PROF. ELŻBIETA SKIBIŃSKA – KOLEJNY „WYKŁAD PLEJADY”
W imieniu Akademickiego Towarzystwa Romanistów Polskich „Plejada” serdecznie zapraszamy na drugi w tym roku akademickim wykład gościnny, który odbędzie się w sobotę 28 lutego 2026 r. o godzinie 10.00.
Tym razem konferencję wygłosi pani prof. dr hab. Elżbieta Skibińska, a tematem jej wystąpienia będzie: Que nous disent les couvertures des ouvrages traduits ?. Jak zwykle spotkanie odbędzie się w trybie zdalnym na platformie Zoom, a jego nagranie zostanie udostępnione na naszym kanale YouTube.
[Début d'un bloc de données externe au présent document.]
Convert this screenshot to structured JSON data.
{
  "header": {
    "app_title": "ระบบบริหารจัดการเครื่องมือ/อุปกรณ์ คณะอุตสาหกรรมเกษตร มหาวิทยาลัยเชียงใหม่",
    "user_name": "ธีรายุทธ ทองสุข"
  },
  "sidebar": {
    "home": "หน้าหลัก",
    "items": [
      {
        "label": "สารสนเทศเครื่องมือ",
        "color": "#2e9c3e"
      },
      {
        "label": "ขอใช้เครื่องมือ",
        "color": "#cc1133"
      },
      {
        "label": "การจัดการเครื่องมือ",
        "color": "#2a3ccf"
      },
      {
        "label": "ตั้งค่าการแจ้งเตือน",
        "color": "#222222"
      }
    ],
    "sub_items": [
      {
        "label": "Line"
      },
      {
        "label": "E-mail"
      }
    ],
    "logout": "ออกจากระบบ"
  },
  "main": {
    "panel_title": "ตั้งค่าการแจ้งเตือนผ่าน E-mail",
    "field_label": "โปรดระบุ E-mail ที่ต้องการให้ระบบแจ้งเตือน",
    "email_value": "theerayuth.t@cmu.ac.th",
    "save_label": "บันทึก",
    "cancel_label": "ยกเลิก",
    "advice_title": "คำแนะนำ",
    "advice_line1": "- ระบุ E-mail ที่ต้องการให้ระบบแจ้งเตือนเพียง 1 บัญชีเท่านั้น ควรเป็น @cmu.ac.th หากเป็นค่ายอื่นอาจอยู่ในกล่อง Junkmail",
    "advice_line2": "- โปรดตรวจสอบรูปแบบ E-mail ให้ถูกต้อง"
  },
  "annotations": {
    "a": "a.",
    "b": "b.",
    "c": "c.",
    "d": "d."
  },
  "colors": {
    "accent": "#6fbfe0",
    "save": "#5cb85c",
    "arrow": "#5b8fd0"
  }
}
Obowiązuje wcześniejsza rejestracja poprzez poniższy formularz :
Formulaire d’inscription: Les conférences de Plejada – Prof. E. Skibińska – Wypełnij formularz
Streszczenie wykładu:
« Étant immuable, le texte est par lui-même incapable de s’adapter aux modifications de son public, dans l’espace et dans le temps. Plus flexible, plus versatile […], le paratexte lui est en quelque sorte un instrument d’adaptation », constate Gérard Genette dans Seuils (1987 : 411).
La couverture illustrée d’un livre traduit, appartenant à la catégorie des péritextes éditoriaux, constitue un instrument d’adaptation par excellence. L’éditeur contribue à la construction de l’image de l’œuvre et de son auteur, et — au-delà — de la culture source dans la culture d’accueil : d’abord par la décision de sélectionner une œuvre à traduire et de l’introduire dans son catalogue ; ensuite par le choix des modalités de sa présentation au lecteur. Mais, conçu pour influencer la réception de l’œuvre par le lectorat d’accueil, le message véhiculé par la couverture anticipe en même temps cette réception en répondant aux attentes du public, y compris à celles — souvent fondées sur des stéréotypes — qui concernent la culture et la littérature sources.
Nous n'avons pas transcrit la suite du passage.